TORONTO — A small study suggests that a rigid diet is as effective as pills in lowering cholesterols, although sticking to it may not be easy.

Those interested in lowering their cholesterol should probably acquire a taste for tofu and oatmeal, said study co-author David Jenkins of the University of Toronto.

The study was published this month in the American Journal of Clinical Nutrition.

Jenkins, Canadian research chair in metabolism and nutrition at the University of Toronto, and Dr. Cyril Kendall, also of the same university, studied 55 middle-aged men and women who had high cholesterol and were at risk of heart disease.

The participants were already on a heart-healthy diet. They were then prescribed a diet that included more specific foods, such as raw almonds, tofu and other soy foods, viscous fibres such as oatmeal, barley, okra and eggplant, and plant sterol-enriched margarine.

After a year, the group who stuck faithfully to the new eating plan lowered their cholesterol by an average of 29 per cent.

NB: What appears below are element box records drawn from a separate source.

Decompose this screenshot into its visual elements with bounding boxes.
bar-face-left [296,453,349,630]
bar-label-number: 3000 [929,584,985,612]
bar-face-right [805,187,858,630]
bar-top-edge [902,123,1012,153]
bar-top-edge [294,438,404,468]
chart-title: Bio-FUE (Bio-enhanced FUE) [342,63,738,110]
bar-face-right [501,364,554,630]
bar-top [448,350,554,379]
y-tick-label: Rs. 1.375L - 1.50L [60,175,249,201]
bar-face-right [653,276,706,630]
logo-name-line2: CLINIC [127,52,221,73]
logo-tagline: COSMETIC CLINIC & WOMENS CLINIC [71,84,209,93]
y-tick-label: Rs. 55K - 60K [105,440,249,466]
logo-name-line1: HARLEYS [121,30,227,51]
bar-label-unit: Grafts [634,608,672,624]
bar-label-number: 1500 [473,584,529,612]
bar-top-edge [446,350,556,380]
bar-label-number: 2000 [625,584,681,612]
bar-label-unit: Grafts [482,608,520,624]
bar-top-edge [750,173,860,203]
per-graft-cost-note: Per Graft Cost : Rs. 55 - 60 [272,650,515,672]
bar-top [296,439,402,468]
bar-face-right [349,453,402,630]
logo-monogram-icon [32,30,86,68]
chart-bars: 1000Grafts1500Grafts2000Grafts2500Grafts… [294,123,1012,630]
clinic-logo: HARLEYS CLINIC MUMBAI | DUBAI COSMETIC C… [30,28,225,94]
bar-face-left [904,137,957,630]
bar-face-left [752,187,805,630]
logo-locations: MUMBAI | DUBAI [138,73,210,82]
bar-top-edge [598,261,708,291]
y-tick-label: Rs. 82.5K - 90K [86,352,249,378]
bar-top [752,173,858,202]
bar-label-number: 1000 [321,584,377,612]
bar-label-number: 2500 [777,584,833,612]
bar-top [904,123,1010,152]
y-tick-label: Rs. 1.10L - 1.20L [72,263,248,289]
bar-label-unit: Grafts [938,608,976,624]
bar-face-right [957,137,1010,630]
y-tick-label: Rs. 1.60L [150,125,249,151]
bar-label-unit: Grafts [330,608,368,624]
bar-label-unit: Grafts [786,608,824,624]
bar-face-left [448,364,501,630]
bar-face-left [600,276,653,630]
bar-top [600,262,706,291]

The rate was comparable to results from participants who had taken a statin drug for one month before starting the diet.

The group of participants who did not follow the diet as strictly still lowered their cholesterol by 10 to 20 per cent.

Those who did not stick to the new diet remained about the same.

Dr. Alice Lichtenstein, a professor of public health and nutrition at Tufts University in Boston, said the study was scientifically solid, but the diet is so strict she believes more North Americans would find it hard to follow in the real world.

“It’s a great diet and they started with a very motivated group of individuals who were used to consuming a low-fat or vegetarian diet,” she said.

“But I think that for the general population, we have to be realistic – and it’s unlikely that they’re going to be able to adhere to something like this.”

That mindset is what Jenkins hopes to change.

The real world is “a relatively hostile place” when it comes to healthy eating, he said.

“We’re asking people to buck the trend.”